Summary
I have a class that uses lock
to provide thread-safe access to a private field. However, for reasons detailed below I'm considering switching to using SemaphoreSlim
to implement thread-safety. I know that if I surround all access to this field with lock (_lock)
(as I currently do), I'm guaranteed that writes to the field will be atomic and that all threads will see the most recently-written value (source). I'm wondering if I get both of these guarantees with SemaphoreSlim
, or only the guarantee about atomic writes.
Details
I have an interface I wrote a while back to represent services that can be used for communicating with external devices:
public interface ICommunicationService : IDisposable
{
event EventHandler<ReceivedMessageEventArgs> MessageReceived;
void SendMessage(GenericMessage message);
void Start();
}
I've recently come across a situation where I'd prefer to have an async implementation of these methods, and apparently when you start doing async you need to sort of go the whole hog with it to avoid deadlocks, etc., so I'm planning on updating the interface and all existing implementations that I've written to support asynchronous operation:
public interface ICommunicationService : IDisposable
{
event EventHandler<ReceivedMessageEventArgs> MessageReceived;
Task SendMessage(GenericMessage message);
Task Start();
}
One of my classes that implemented this interface did a bunch of locking in its implementations of SendMessage()
and Start()
:
public virtual void SendMessage(GenericMessage message)
{
CheckDisposed();
lock (_lock)
{
if (CommunicationState != CommunicationState.Up)
{
throw new InvalidOperationException("Message cannot be sent as communication is not established.");
}
try
{
_currentDelegate.SendMessage(message);
}
catch (Exception)
{
TerminateCommunication();
}
}
}
Trying to switch this code to an async implementation, I noticed I couldn't await a task within a lock
statement. According to async guru Stephen Cleary's blog post on the subject, the async way of doing this is to use SemaphoreSlim
.
Based on that post, I've changed my SendMessage
implementation to this:
public virtual async Task SendMessage(GenericMessage message)
{
CheckDisposed();
if (CommunicationState != CommunicationState.Up)
{
throw new InvalidOperationException("Message cannot be sent as communication is not established.");
}
// _mutex = new SemaphoreSlim(0, 1)
await _mutex.WaitAsync().ConfigureAwait(false);
try
{
await _currentDelegate.SendMessage(message);
}
catch (Exception)
{
TerminateCommunication();
}
finally
{
_mutex.Release();
}
}
What I'm wondering though is whether I'm guaranteed that any given thread will see the most recent value of _currentDelegate
when it executes await _currentDelegate.SendMessage(message)

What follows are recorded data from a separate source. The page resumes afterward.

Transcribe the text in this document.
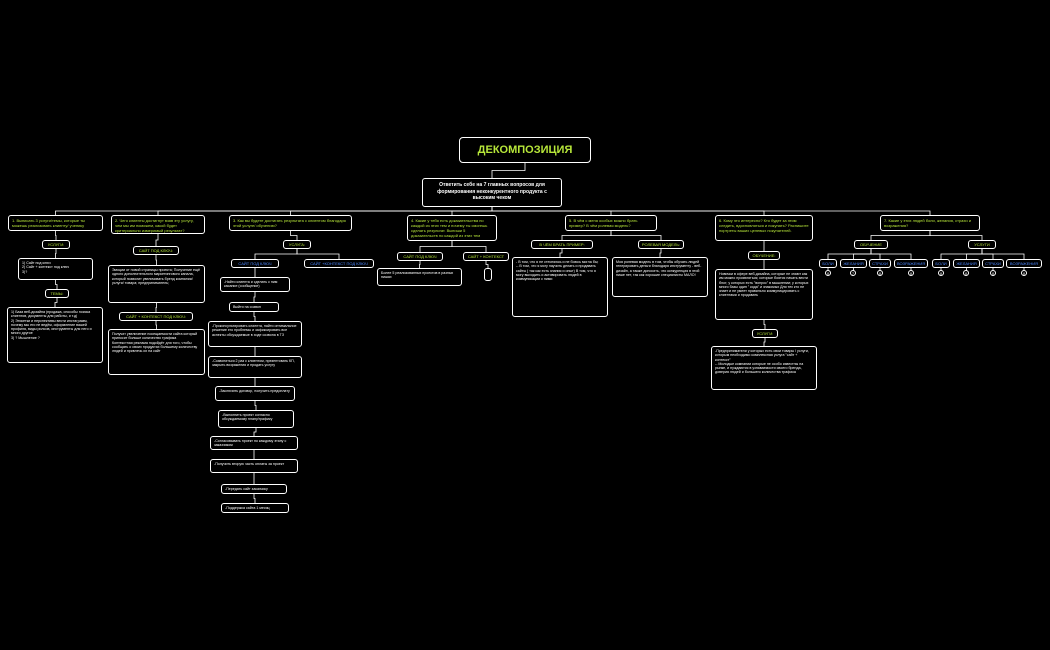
ДЕКОМПОЗИЦИЯ
Ответить себе на 7 главных вопросов для формирования неконкурентного продукта с высоким чеком
1. Выписать 3 услуги/темы, которые ты можешь реализовать клиенту/ ученику
УСЛУГИ:
1) Сайт под ключ
2) Сайт + контекст под ключ
3)?
ТЕМЫ:
1) База веб-дизайна (продажа, способы поиска клиентов, документы для работы, и т.д)
2) Этикетки и перспективы вести инстаграмм, почему мы его не ведём, оформление вашей профиля, виды рилсов, инструменты для него и много другое
3) ? Мышление ?
2. Чего клиенты достигнут взяв эту услугу, чем мы им поможем, какой будет критериально измеримый результат?
САЙТ ПОД КЛЮЧ:
Эмоции от новой страницы проекта; Получение ещё одного дополнительного маркетингового канала, который позволит увеличивать бренд компании/ услуги/ товара; предприниматель;
САЙТ + КОНТЕКСТ ПОД КЛЮЧ:
Получит увеличение посещаемости сайта который приносит больше количество трафика
Контекстная реклама подойдёт для того, чтобы сообщать о своих продуктах большему количеству людей и привлечь их на сайт
3. Как вы будете достигать результата с клиентом благодаря этой услуге/ обучению?
УСЛУГА:
САЙТ ПОД КЛЮЧ	САЙТ +КОНТЕКСТ ПОД КЛЮЧ
-Найти клиента и сделать с ним касание (сообщение)
Выйти на созвон
-Проконсультировать клиента, найти оптимальное решение его проблемы и зафиксировать все аспекты обсуждаемые в ходе созвона в ТЗ
-Созвониться 2 раз с клиентом, презентовать КП, закрыть возражения и продать услугу
-Заключить договор, получить предоплату
-Выполнить проект согласно обсуждаемому плану/графику
-Согласовывать проект по каждому этапу с заказчиком
-Получить вторую часть оплаты за проект
-Передать сайт заказчику
-Поддержка сайта 1 месяц
4. Какие у тебя есть доказательства по каждой из этих тем и почему ты смогешь сделать результат. Выпиши 5 доказательств по каждой из этих тем
САЙТ ПОД КЛЮЧ	САЙТ + КОНТЕКСТ
Более 5 реализованных проектов в разных нишах
5. В чём с меня особых можно брать пример? В чём ролевая модель?
В ЧЁМ БРАТЬ ПРИМЕР:	РОЛЕВАЯ МОДЕЛЬ:
- В том, что я не стесняюсь и не боюсь могла бы;
-- В том, что я могу научить делать и продавать сайты ( так как есть знания и опыт) В том, что я могу выходить и активировать людей в коммуникации с ними
Моя ролевая модель в том, чтобы обучать людей генерировать деньги благодаря инструменту - веб-дизайн, а также доносить, что конкуренция в этой нише нет, так как хорошие специалисты МАЛО!
6. Кому это интересно? Кто будет за этим следить, вдохновляться и покупать? Распишите портреты ваших целевых покупателей.
ОБУЧЕНИЕ:
Новички в сфере веб-дизайна, которые не знают как им можно проявляться; которые боятся начать вести блог; у которых есть "вопрос" в мышлении; у которых много базы один " кода" и знакомых Для тех кто не знает и не умеет правильно коммуницировать с клиентами и продавать
УСЛУГИ:
-Предприниматели у которых есть свои товары / услуги, которым необходимо комплексная услуга "сайт + контекст"
-- Молодые компании которые не особо известны на рынке, и нуждаются в узнаваемости своего бренда, доверия людей и большего количества трафика
7. Какие у этих людей боли, желания, страхи и возражения?
ОБУЧЕНИЕ	УСЛУГИ
БОЛИ	ЖЕЛАНИЯ	СТРАХИ	ВОЗРАЖЕНИЯ	БОЛИ	ЖЕЛАНИЯ	СТРАХИ	ВОЗРАЖЕНИЯ
8	7	8	8	8	8	8	8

, or whether I need to use another construct to ensure writes are immediately visible to other threads.
In particular, this class has another method TryRestartCommunication
:
private bool TryRestartCommunication(bool initialStart)
{
// ...
lock (_lock)
{
// ...
try
{
_currentDelegate = _factory();
_currentDelegate.Start();
_currentDelegate.MessageReceived += MessageReceived;
CommunicationState = CommunicationState.Up;
return true;
}
// ...
}
}
If I re-implement this method to lock on the semaphore and have some Thread A call TryRestartCommunication()
and immediately after Thread B call SendMessage()
, am I guaranteed that Thread B will see the new value of _currentDelegate
set by Thread A?
If not, would a decent solution be to just make _currentDelegate
volatile, or to use Interlocked
to update its value?
Edit
Got a close vote because apparently this question isn't clear enough. Let me try to make it as clear as possible: if I switch from protecting my critical regions with lock
to SemaphoreSlim
, do I then need to mark the shared fields as volatile
(or something similar) to ensure the same level of thread safety?